LOI n° 2008-1249 du 1er décembre 2008 généralisant le revenu de solidarité active et réformant les politiques d'insertion
TITRE IV : DISPOSITIONS TRANSITOIRES ET FINALES
II. ― A. ― 1. La contribution additionnelle au prélèvement social mentionné à l'article L. 245-14 du code de la sécurité sociale, instituée par l'article L. 262-24 du code de l'action sociale et des familles, s'applique aux revenus des années 2008 et suivantes.
2. La contribution additionnelle au prélèvement social mentionné à l'article L. 245-15 du code de la sécurité sociale, instituée par l'article L. 262-24 du code de l'action sociale et des familles, s'applique, à compter du 1er janvier 2009, aux produits de placements mentionnés au I de l'article L. 136-7 du code de la sécurité sociale et aux produits de placements mentionnés au II du même article pour la part de ces produits acquise et, le cas échéant, constatée à compter du 1er janvier 2009.
3. Le 7° de l'article 12 s'applique pour la détermination du plafonnement des impositions afférentes aux revenus réalisés à compter de l'année 2008.
B. ― Les 2° à 5°, a et c du 6° et 8° de l'article 12 sont applicables à compter des impositions établies au titre de 2009. Les 1° et b du 6° du même article sont applicables à compter des impositions établies au titre de 2010.
Pour les redevables ayant cessé d'être bénéficiaires du revenu minimum d'insertion au cours de l'année 2008, le premier alinéa du III de l'article 1414 et le 2° de l'article 1605 bis du code général des impôts dans leur rédaction en vigueur au 1er janvier 2008 sont maintenus pour les impositions correspondantes établies au titre de l'année 2009.
III. ― A compter du 1er juin 2009, des conventions individuelles se rapportant aux contrats d'avenir prévus à la section 3 et aux contrats d'insertion-revenu minimum d'activité prévus à la section 6 du chapitre IV du titre III du livre Ier de la cinquième partie du code du travail peuvent être conclues, pour les bénéficiaires du revenu de solidarité active financé par les départements, les bénéficiaires de l'allocation de solidarité spécifique et les bénéficiaires de l'allocation aux adultes handicapés, jusqu'au 31 décembre 2009.
Les conventions individuelles qui concernent des bénéficiaires du revenu de solidarité active financé par le département sont conclues par le président du conseil général.
A compter du 1er juin 2009, le montant de l'aide versée à l'employeur mentionnée à l'article L. 5134-51 du code du travail est égal au montant forfaitaire prévu au 2° de l'article L. 262-2 du code de l'action sociale et des familles applicable pour une personne isolée dans sa rédaction issue de la présente loi.

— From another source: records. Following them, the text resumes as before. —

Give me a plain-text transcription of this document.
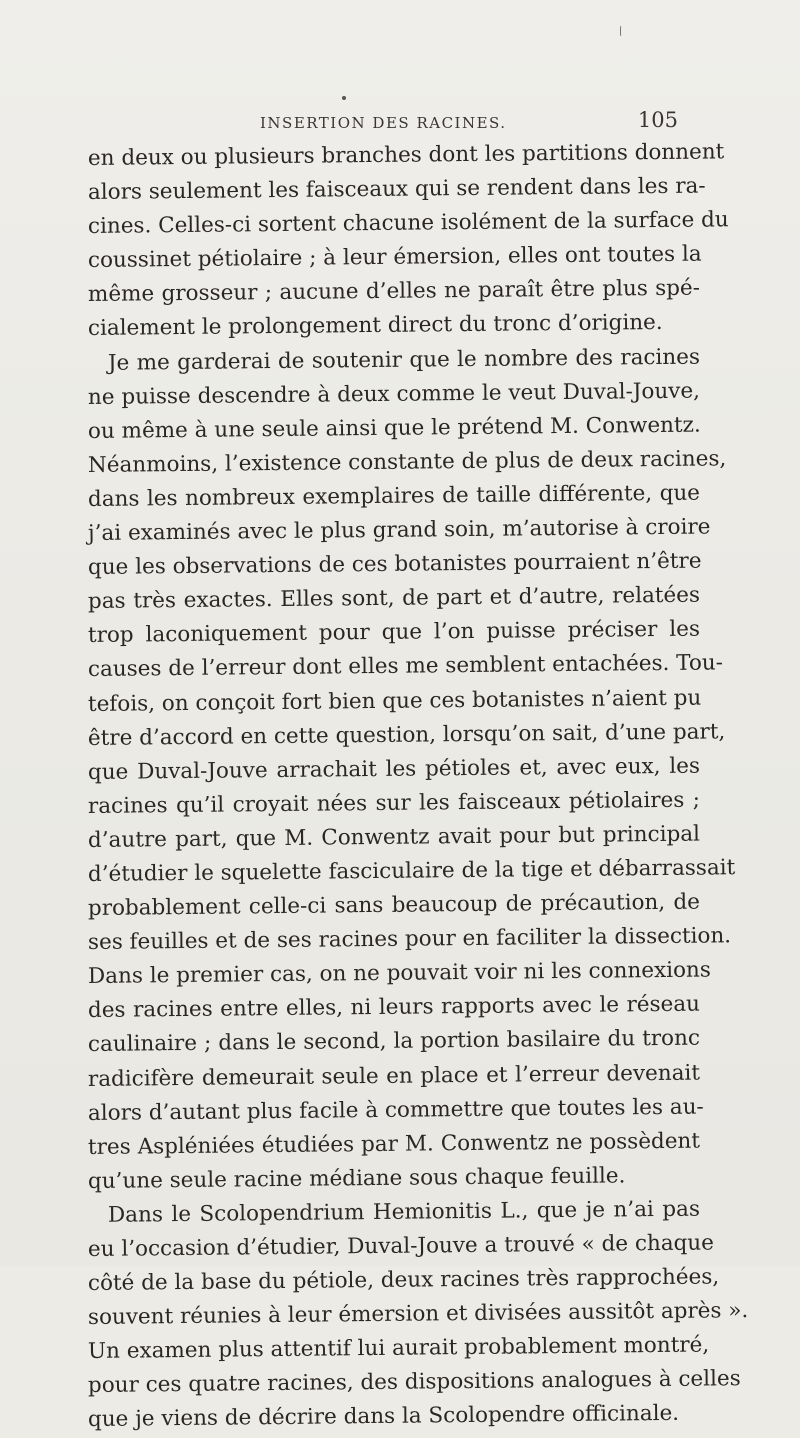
INSERTION DES RACINES.	105
en deux ou plusieurs branches dont les partitions donnent
alors seulement les faisceaux qui se rendent dans les ra-
cines. Celles-ci sortent chacune isolément de la surface du
coussinet pétiolaire ; à leur émersion, elles ont toutes la
même grosseur ; aucune d’elles ne paraît être plus spé-
cialement le prolongement direct du tronc d’origine.
Je me garderai de soutenir que le nombre des racines
ne puisse descendre à deux comme le veut Duval-Jouve,
ou même à une seule ainsi que le prétend M. Conwentz.
Néanmoins, l’existence constante de plus de deux racines,
dans les nombreux exemplaires de taille différente, que
j’ai examinés avec le plus grand soin, m’autorise à croire
que les observations de ces botanistes pourraient n’être
pas très exactes. Elles sont, de part et d’autre, relatées
trop laconiquement pour que l’on puisse préciser les
causes de l’erreur dont elles me semblent entachées. Tou-
tefois, on conçoit fort bien que ces botanistes n’aient pu
être d’accord en cette question, lorsqu’on sait, d’une part,
que Duval-Jouve arrachait les pétioles et, avec eux, les
racines qu’il croyait nées sur les faisceaux pétiolaires ;
d’autre part, que M. Conwentz avait pour but principal
d’étudier le squelette fasciculaire de la tige et débarrassait
probablement celle-ci sans beaucoup de précaution, de
ses feuilles et de ses racines pour en faciliter la dissection.
Dans le premier cas, on ne pouvait voir ni les connexions
des racines entre elles, ni leurs rapports avec le réseau
caulinaire ; dans le second, la portion basilaire du tronc
radicifère demeurait seule en place et l’erreur devenait
alors d’autant plus facile à commettre que toutes les au-
tres Aspléniées étudiées par M. Conwentz ne possèdent
qu’une seule racine médiane sous chaque feuille.
Dans le Scolopendrium Hemionitis L., que je n’ai pas
eu l’occasion d’étudier, Duval-Jouve a trouvé « de chaque
côté de la base du pétiole, deux racines très rapprochées,
souvent réunies à leur émersion et divisées aussitôt après ».
Un examen plus attentif lui aurait probablement montré,
pour ces quatre racines, des dispositions analogues à celles
que je viens de décrire dans la Scolopendre officinale.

Pour les contrats d'avenir conclus avec des bénéficiaires du revenu de solidarité active, ce montant est pris en charge par l'Etat à hauteur de 12 %.
A compter du 1er juin 2009, le montant de l'aide versée à l'employeur mentionnée à l'article L. 5134-95 du code du travail est égal au montant forfaitaire prévu au 2° de l'article L. 262-2 du code de l'action sociale et des familles applicable pour une personne isolée dans sa rédaction issue de la présente loi. Pour les contrats d'insertion-revenu minimum d'activité conclus avec des bénéficiaires du revenu de solidarité active, ce montant est pris en charge par l'Etat à hauteur de 12 %.
A compter du 1er janvier 2009, le contrat d'avenir et le contrat d'accompagnement dans l'emploi peuvent, aux fins de développer l'expérience et les compétences du salarié, prévoir par avenant une période d'immersion auprès d'un autre employeur dans les conditions prévues à l'article L. 8241-2 du code du travail. Un décret détermine la durée et les conditions d'agrément et d'exécution de cette période d'immersion.
Par exception au deuxième alinéa du I de l'article L. 262-24 du code de l'action sociale et des familles dans sa rédaction issue de la présente loi, lorsque, au sein du foyer, une personne bénéficiaire du revenu de solidarité active financé par le département a conclu entre le 1er juin et le 31 décembre 2009 une des conventions mentionnées aux articles L. 5134-38, L. 5134-39 ou L. 5134-75 du code du travail, l'allocation de revenu de solidarité active est, pendant la période mentionnée au 5° de l'article L. 262-3 du code de l'action sociale et des familles dans sa rédaction issue de la présente loi, intégralement à la charge du fonds national des solidarités actives.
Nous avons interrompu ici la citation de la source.